With four million cars on the road and a near-permanent smog, Beijing is a particularly unhealthy city to live in. But now, planners have reached into the past for a solution to the Chinese capital's traffic problems – bicycles.

Twenty years ago, four out of five Beijing residents used bicycles, riding along some of the best bike lanes in the world. With increased affluence came a steep rise in car ownership and consequent traffic problems.

The Chinese government aims to increase the proportion of cyclists on road from the current 19.7 percent to 23 percent by 2015. One of the biggest campaigns will be to restore the city's famed bike lanes.

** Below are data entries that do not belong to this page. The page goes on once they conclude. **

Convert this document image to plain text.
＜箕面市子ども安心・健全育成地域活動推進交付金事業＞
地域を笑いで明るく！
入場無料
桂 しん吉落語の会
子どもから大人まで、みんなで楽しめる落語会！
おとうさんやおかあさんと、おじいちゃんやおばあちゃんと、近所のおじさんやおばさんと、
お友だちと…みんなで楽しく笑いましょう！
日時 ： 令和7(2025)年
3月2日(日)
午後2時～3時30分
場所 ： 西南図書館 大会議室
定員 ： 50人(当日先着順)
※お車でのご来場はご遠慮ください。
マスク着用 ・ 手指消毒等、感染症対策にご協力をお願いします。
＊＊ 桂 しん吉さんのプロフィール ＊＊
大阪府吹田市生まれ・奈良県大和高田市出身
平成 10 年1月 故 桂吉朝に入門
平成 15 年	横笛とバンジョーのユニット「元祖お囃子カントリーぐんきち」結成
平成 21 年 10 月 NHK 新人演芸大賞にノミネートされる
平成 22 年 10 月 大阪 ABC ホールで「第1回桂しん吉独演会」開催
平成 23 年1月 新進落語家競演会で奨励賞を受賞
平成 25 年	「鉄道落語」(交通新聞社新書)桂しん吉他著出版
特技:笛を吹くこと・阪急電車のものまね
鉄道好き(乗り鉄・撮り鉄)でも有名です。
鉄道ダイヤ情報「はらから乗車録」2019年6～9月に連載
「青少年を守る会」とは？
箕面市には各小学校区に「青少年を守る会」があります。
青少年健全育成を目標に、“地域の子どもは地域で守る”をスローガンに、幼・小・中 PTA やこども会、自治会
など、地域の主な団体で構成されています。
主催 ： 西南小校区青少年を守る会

Many were lost to make more room for cars, and the ones which still exist are often full of parked cars.

New rental programmes providing 50,000 bikes for hire will be in place by 2015 and the authorities plan more bike parks near bus and subway stations.

The proportion of Beijing residents riding bicycles was only 19.7 percent in the first four months in 2009, compared with more than 80 percent in the 1980s.

By 2015, 45 percent of the population are expected to use public transport, 22 percent by car, 8 percent to take taxis, while 23 percent to ride cycles, according to the plan.

However, it might not be so easy to persuade the petrolhead residents of Beijing that going back to the bicycle is the best option.

"I don't think they are serious about promoting bicycles. It's much easier to buy and own a car in Beijing than Shanghai," Chen Ying, a language teacher who owns two cars, told a Chinese news agency. "When I started driving 10 years ago, it was something special because not many people had cars then, but now everyone has one and the traffic is terrible. If they really want me to use a bicycle, they should build clean and safe bicycle lanes. At the moment, the roads are dangerous and smelly."

China was once called the "kingdom of bicycles" with some 500 million bikes on the streets. But that number has plummeted as rapidly as private car ownership has expanded over the past decade.